HGTV HD on 112, is not in my lineup and I also noticed that TBS HD is also not there, did it get moved off of 61.5?


----------



## garys (Nov 4, 2005)

Yep, you will see them for a bit in the 4000's with many more channels. But they have moved.


----------



## crockett_18 (May 2, 2010)

Thanks, that's what I thought.


----------



## tampa8 (Mar 30, 2002)

Keep in mind they will be gone from the 4000's too soon. You need 72.7.


----------



## crockett_18 (May 2, 2010)

Yeah, I did that for me, but my Dad needs to update as well now.

Do you know if it's possible to get 72.7 off a single lnb dish, and just have 72.7 and 61.5 on a seperate single lnb dish. Doesn't seem to be anything on 77 at this time, that I have seen.


----------



## tkrandall (Oct 3, 2003)

77w will soon have a new satellite with spot beam capability. Many markets will probably have their locals located there, and some possibly relocated to there. The number of locals at 77 now is limited as it is using CONUS beams for locals.


----------



## James Long (Apr 17, 2003)

Use of 77 will remain limited in the Northern US. DISH has to consider Canadian satellites and not interfere with them.


----------



## crockett_18 (May 2, 2010)

Thanks James for the update. We tried to repoint 61.5 at 129 and no luck. I am using an old 4700 receiver to try and find the signal outside. It took us a while I remember to get 61.5. We were trying transponder 4 on 61.5 and nothing, not until we tried tranponder 10 I think, until we found the signal. 

Is it possible to find 129 with an old 4700 receiver? If so what transponder should we try?


----------



## crockett_18 (May 2, 2010)

No worries, fixed it in about 2 minutes, moved 61.5 over to 129 and used Transponder 21, only one that I think is non-HD. All channels are back, no waiting for Dish to come out.


----------



## James Long (Apr 17, 2003)

The older receivers would not be able to lock on to 8PSK transponders --- so they don't work well for finding satellites full of HD or MPEG4. Most locations have one QPSK transponder, but I would not expect that to last.


----------



## tcooper185 (Dec 2, 2006)

If I have the $6/month Dish protection plan and am having the same issue as above, how much will Dish charge me for a service call to fix it?


----------



## [email protected] (Jan 19, 2011)

tcooper185 said:


> If I have the $6/month Dish protection plan and am having the same issue as above, how much will Dish charge me for a service call to fix it?


With the service Plan on an account, the technician visit fee is $15.00.


----------



## coldsteel (Mar 29, 2007)

tcooper185 said:


> If I have the $6/month Dish protection plan and am having the same issue as above, how much will Dish charge me for a service call to fix it?


Should be a free migration work order, actually.
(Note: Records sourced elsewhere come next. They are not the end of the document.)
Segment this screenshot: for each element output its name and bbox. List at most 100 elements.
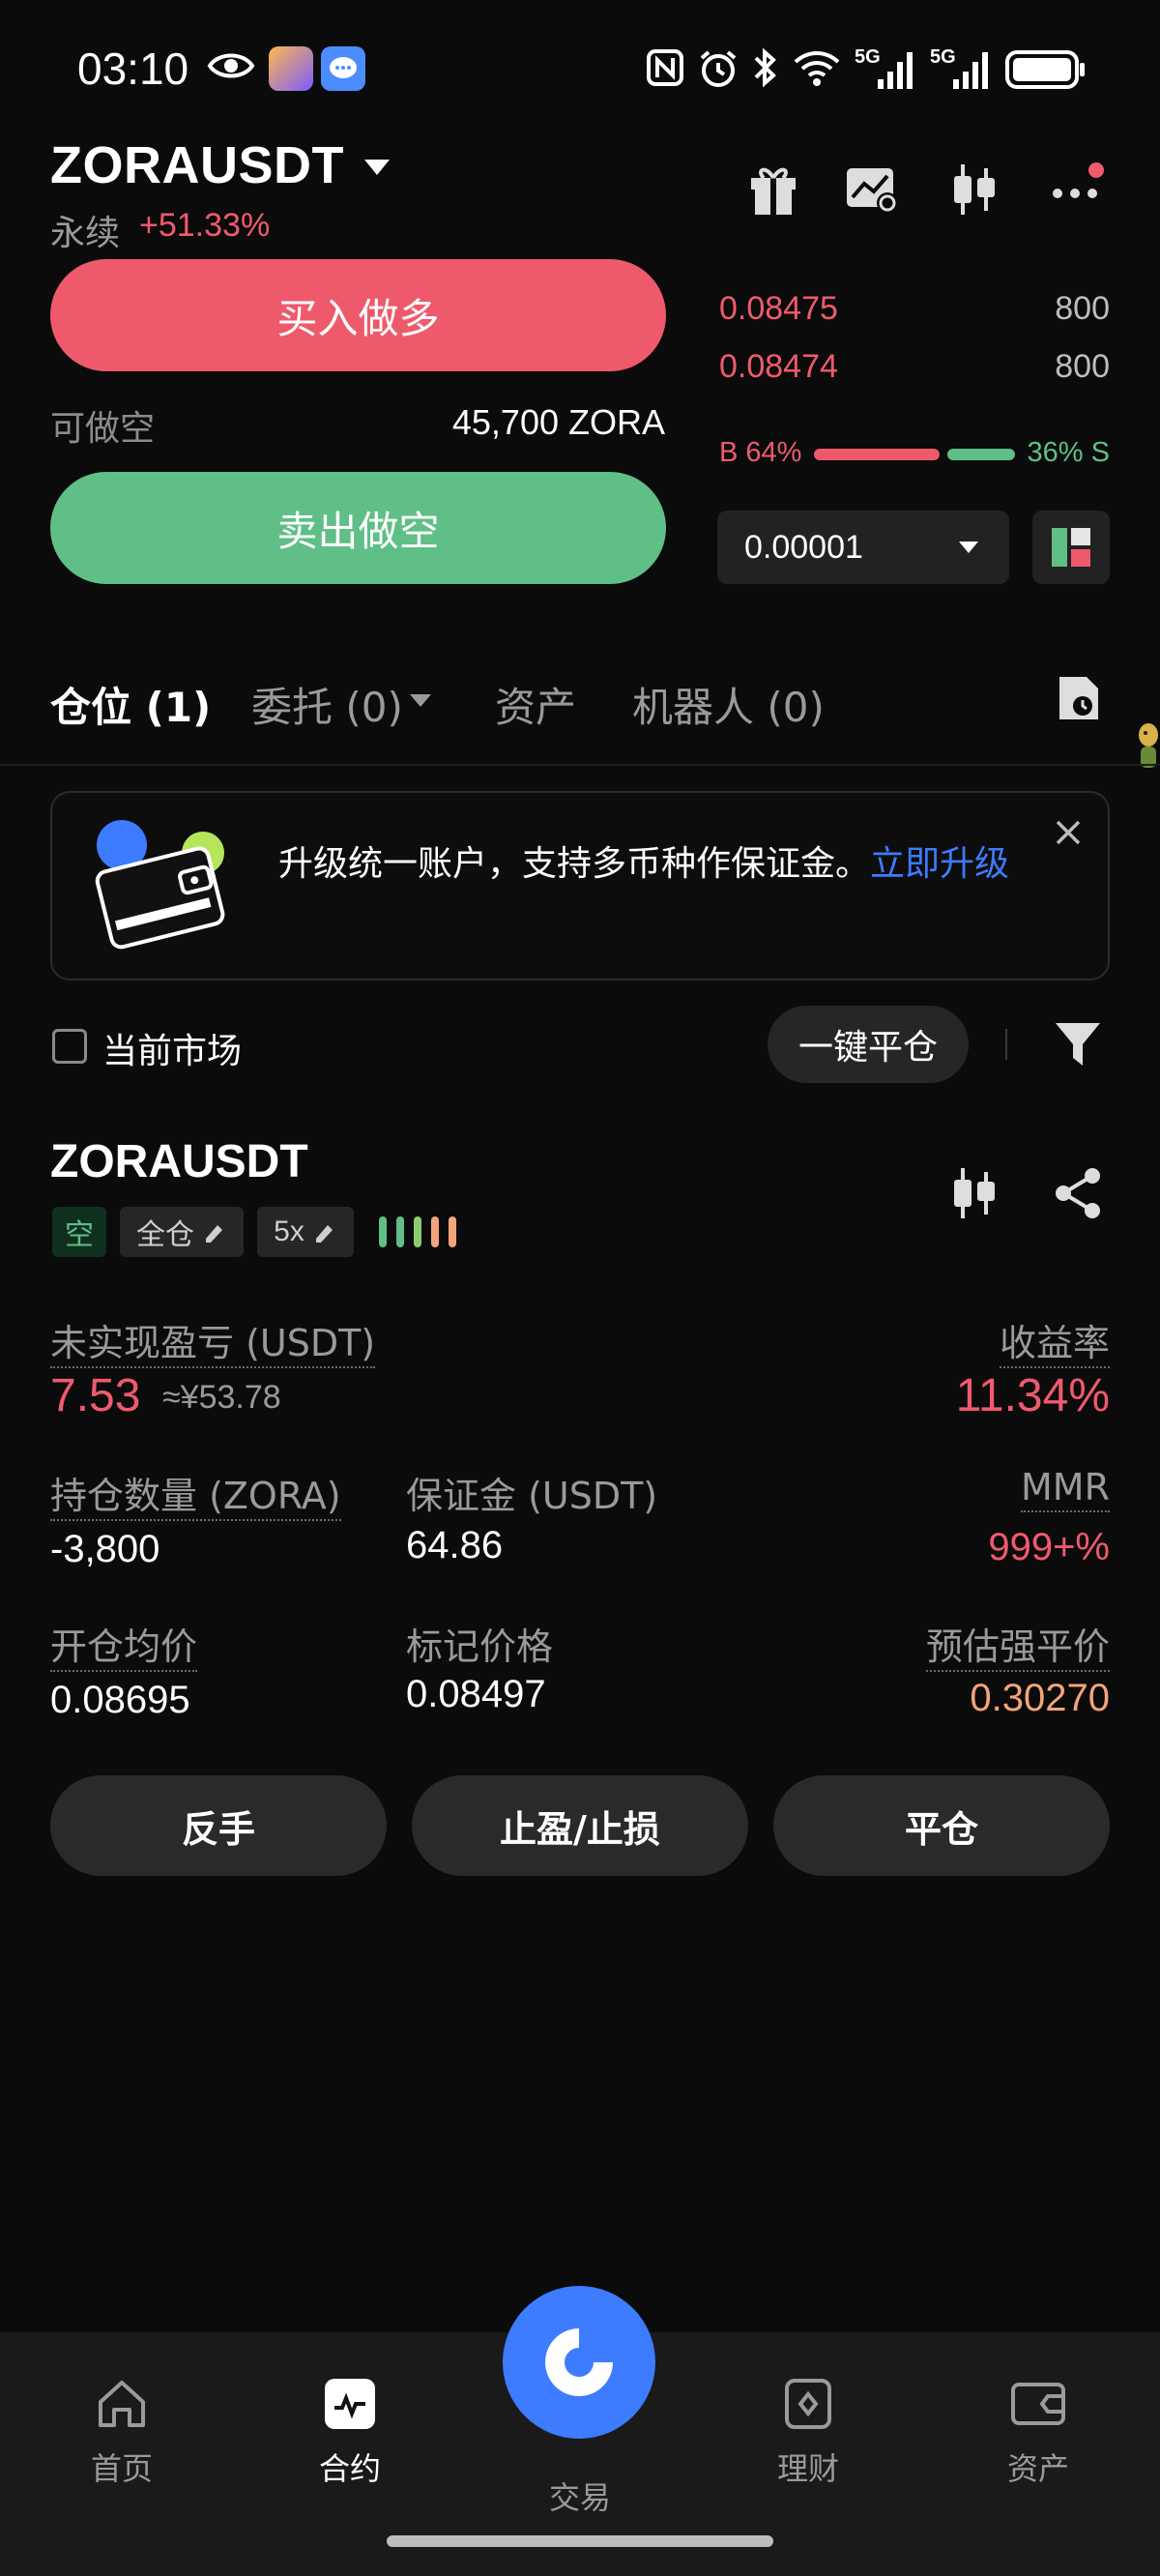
mmr-label[interactable]: MMR — [1021, 1466, 1110, 1512]
tab-divider — [0, 764, 1160, 766]
buy-long-button[interactable]: 买入做多 — [50, 259, 666, 371]
more-icon[interactable] — [1050, 162, 1110, 209]
upgrade-link[interactable]: 立即升级 — [870, 844, 1009, 884]
nav-label: 合约 — [318, 2450, 381, 2487]
unrealized-pnl-value: 7.53 — [50, 1370, 141, 1421]
app-root: 03:10 5G 5G ZORAUSDT 永续 +51.33% 买入做多 可做空… — [0, 0, 1160, 2576]
buy-ratio: B 64% — [719, 437, 802, 468]
nav-assets[interactable]: 资产 — [971, 2377, 1106, 2489]
current-market-label[interactable]: 当前市场 — [102, 1023, 242, 1073]
pair-title[interactable]: ZORAUSDT — [50, 135, 344, 195]
risk-level-bar — [396, 1216, 404, 1247]
position-symbol[interactable]: ZORAUSDT — [50, 1135, 308, 1188]
tick-size-select[interactable]: 0.00001 — [717, 511, 1009, 584]
tab-assets[interactable]: 资产 — [495, 675, 576, 734]
entry-price-value: 0.08695 — [50, 1679, 190, 1721]
mark-price-label: 标记价格 — [406, 1625, 554, 1668]
close-icon[interactable] — [1054, 816, 1083, 856]
sell-ratio: 36% S — [1027, 437, 1110, 468]
nav-trade[interactable]: 交易 — [512, 2474, 648, 2518]
ask-price[interactable]: 0.08474 — [719, 348, 838, 386]
status-time: 03:10 — [77, 44, 189, 94]
liquidation-price-label[interactable]: 预估强平价 — [925, 1617, 1110, 1672]
trade-fab-button[interactable] — [503, 2286, 655, 2439]
mmr-value: 999+% — [988, 1526, 1110, 1568]
ask-qty: 800 — [1055, 348, 1110, 385]
floating-assistant[interactable] — [1131, 716, 1160, 776]
nav-label: 交易 — [548, 2479, 611, 2516]
tp-sl-button[interactable]: 止盈/止损 — [412, 1775, 748, 1876]
price-change: +51.33% — [139, 207, 271, 244]
leverage-label: 5x — [274, 1215, 304, 1247]
upgrade-banner[interactable]: 升级统一账户，支持多币种作保证金。立即升级 — [50, 791, 1110, 981]
orderbook-layout-button[interactable] — [1032, 511, 1110, 584]
message-icon — [321, 46, 365, 91]
ask-price[interactable]: 0.08475 — [719, 290, 838, 328]
filter-icon[interactable] — [1054, 1019, 1102, 1073]
tab-orders[interactable]: 委托 (0) — [251, 675, 403, 734]
nfc-icon — [646, 48, 684, 87]
tab-positions[interactable]: 仓位 (1) — [50, 675, 211, 734]
nav-futures[interactable]: 合约 — [282, 2377, 418, 2489]
chevron-down-icon[interactable] — [410, 694, 431, 707]
bluetooth-icon — [752, 46, 779, 89]
futures-icon — [325, 2379, 375, 2429]
share-icon[interactable] — [1052, 1166, 1104, 1224]
nav-label: 首页 — [90, 2450, 153, 2487]
unrealized-pnl-label[interactable]: 未实现盈亏 (USDT) — [50, 1313, 376, 1368]
entry-price-label[interactable]: 开仓均价 — [50, 1617, 198, 1672]
available-label: 可做空 — [50, 409, 156, 449]
reverse-button[interactable]: 反手 — [50, 1775, 387, 1876]
sell-short-button[interactable]: 卖出做空 — [50, 472, 666, 584]
ask-qty: 800 — [1055, 290, 1110, 327]
tick-size-value: 0.00001 — [744, 528, 863, 566]
earn-icon — [785, 2379, 831, 2429]
risk-level-bar — [414, 1216, 421, 1247]
tab-bots[interactable]: 机器人 (0) — [632, 675, 825, 734]
signal-5g-icon — [858, 50, 918, 91]
side-tag: 空 — [52, 1207, 106, 1257]
chevron-down-icon — [959, 542, 978, 553]
margin-value: 64.86 — [406, 1524, 504, 1566]
signal-5g-icon — [934, 50, 994, 91]
roe-label-text: 收益率 — [999, 1322, 1110, 1368]
mmr-label-text: MMR — [1021, 1466, 1110, 1512]
orderbook-clipped-row — [719, 242, 1106, 265]
risk-level-bar — [379, 1216, 387, 1247]
margin-mode-label: 全仓 — [136, 1218, 194, 1252]
risk-level-bar — [431, 1216, 439, 1247]
available-value: 45,700 ZORA — [451, 402, 665, 442]
nav-label: 理财 — [776, 2450, 839, 2487]
sell-ratio-bar — [947, 449, 1015, 460]
gift-icon[interactable] — [748, 162, 798, 220]
chart-settings-icon[interactable] — [845, 164, 899, 219]
close-all-button[interactable]: 一键平仓 — [768, 1006, 969, 1083]
home-icon — [99, 2381, 145, 2427]
margin-mode-tag[interactable]: 全仓 — [120, 1207, 244, 1257]
app-icon — [269, 46, 313, 91]
nav-earn[interactable]: 理财 — [740, 2377, 876, 2489]
home-indicator — [387, 2535, 773, 2547]
leverage-tag[interactable]: 5x — [257, 1207, 354, 1257]
mark-price-value: 0.08497 — [406, 1673, 546, 1715]
current-market-checkbox[interactable] — [52, 1029, 87, 1064]
unrealized-pnl-label-text: 未实现盈亏 (USDT) — [50, 1322, 376, 1368]
nav-label: 资产 — [1006, 2450, 1069, 2487]
chevron-down-icon[interactable] — [364, 160, 390, 175]
candlestick-icon[interactable] — [949, 1166, 1000, 1224]
history-icon[interactable] — [1056, 673, 1102, 727]
trade-icon — [545, 2328, 613, 2396]
alarm-icon — [698, 48, 739, 89]
roe-label[interactable]: 收益率 — [999, 1313, 1110, 1368]
position-size-label[interactable]: 持仓数量 (ZORA) — [50, 1466, 341, 1521]
margin-label: 保证金 (USDT) — [406, 1475, 658, 1517]
candlestick-icon[interactable] — [949, 162, 1000, 220]
contract-type: 永续 — [50, 214, 121, 253]
close-position-button[interactable]: 平仓 — [773, 1775, 1110, 1876]
position-size-label-text: 持仓数量 (ZORA) — [50, 1475, 341, 1521]
banner-message: 升级统一账户，支持多币种作保证金。 — [278, 844, 871, 884]
nav-home[interactable]: 首页 — [54, 2377, 189, 2489]
wallet-icon — [1011, 2383, 1065, 2425]
risk-level-bar — [449, 1216, 456, 1247]
unrealized-pnl-cny: ≈¥53.78 — [162, 1379, 281, 1416]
Since Dish is moving the programming.


----------



## [email protected] (Jan 19, 2011)

coldsteel said:


> Should be a free migration work order, actually. Since Dish is moving the programming.


Yes, if a forced migration is needed to fix a missing channels issue. It will be at no cost to the customer. It is way to early for me.:nono2:


----------



## tcooper185 (Dec 2, 2006)

Mary Catherine (et all) can you help me arrange that, or should I call Dish? I really hate calling Dish...


----------



## [email protected] (Jan 19, 2011)

tcooper185 said:


> Mary Catherine (et all) can you help me arrange that, or should I call Dish? I really hate calling Dish...


Send me a PM and I can certainly assist you with getting this done! Just let me know!


----------